27. Thus the material information that might have guided a decision to seek to join BAM as third party was never explored. The first defendant had all the information available to it to join BAM as a third party when the proceedings were instituted or when it served its defence. Its delay therefore was culpable and as Denham J. identified in Connolly v. Casey the question is whether a defendant was culpable, and not its solicitors or other advisers.
28. However, the matter does not end there, and as explained by the Supreme Court in Connolly v. Casey, the whole circumstances of the case and its general progress must be considered. The question is whether it was reasonable to wait four months after the service of the defence before carrying out the necessary searches to ascertain whether the plaintiff had joined the correct party as second defendant. I consider that the relevant time for the purposes of an examination of the overall progress of this litigation is that on 2nd March, 2016 the plaintiff discontinued against the named second defendant, and the motion to join the correct BAM entity was brought exactly twelve days later.
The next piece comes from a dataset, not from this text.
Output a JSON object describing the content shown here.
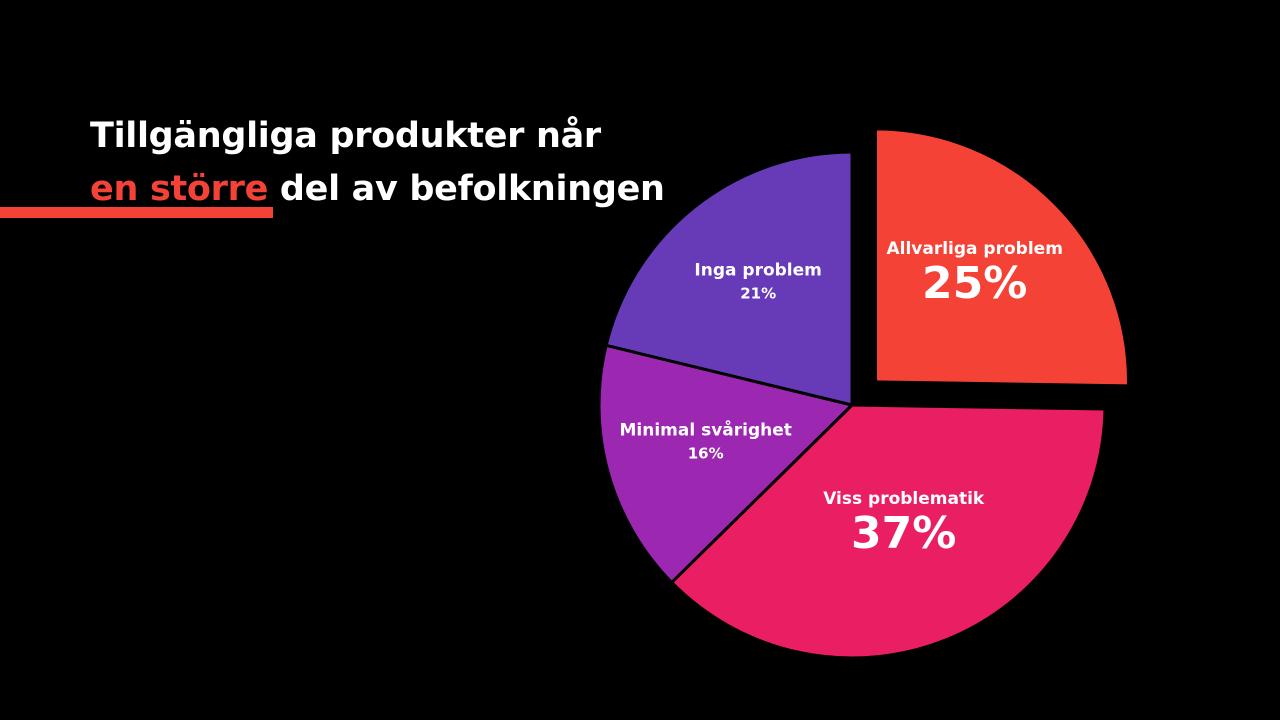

It was at that time that the first defendant knew it was at risk that the named second defendant was not available as a contributor should the plaintiff succeed in the action. While there was a multiplicity of error and fault in not moving to check the precise identity of the second defendant, it was only when the plaintiff discontinued against that dissolved entity that the first defendant was genuinely at risk, or knew itself to be genuinely at risk, to the extent that it required to join a different BAM entity as third party to seek indemnity from a different corporate entity.
29. Reasonableness must also be assessed in the present case, somewhat unusually, in regard to the fact that the third party is one of one of the many companies in a group of construction companies of which the named second defendant was once a part. The first defendant had communicated with a BAM entity, at the registered office of most if not all of the entities in the group, and the third party knew that seeking contribution from a BAM company was under consideration by first defendant. There is a genuine dispute between the first defendant and the named BAM entity and it seems from the evidence that a claim for breach of contract against that entity might not be statute barred, or at least was not statute barred when the third-party notice issued, as the works of construction are said to have commenced on 22nd April, 2009, and concluded on 8th April, 2011. The third-party notice issued in April, 2016, and it is safe to assume that the fixing of a television unit would not have happened in the early stages of the works, but at the time when the final fit was done.
30. In those circumstances I do not consider that the third-party application was made too late, and therefore I refuse to make the relief sought in the notice of motion. I do not propose considering whether prejudice plays a part in the present case, and no evidence has been adduced by the third party that it suffers actual prejudice by virtue of the delay.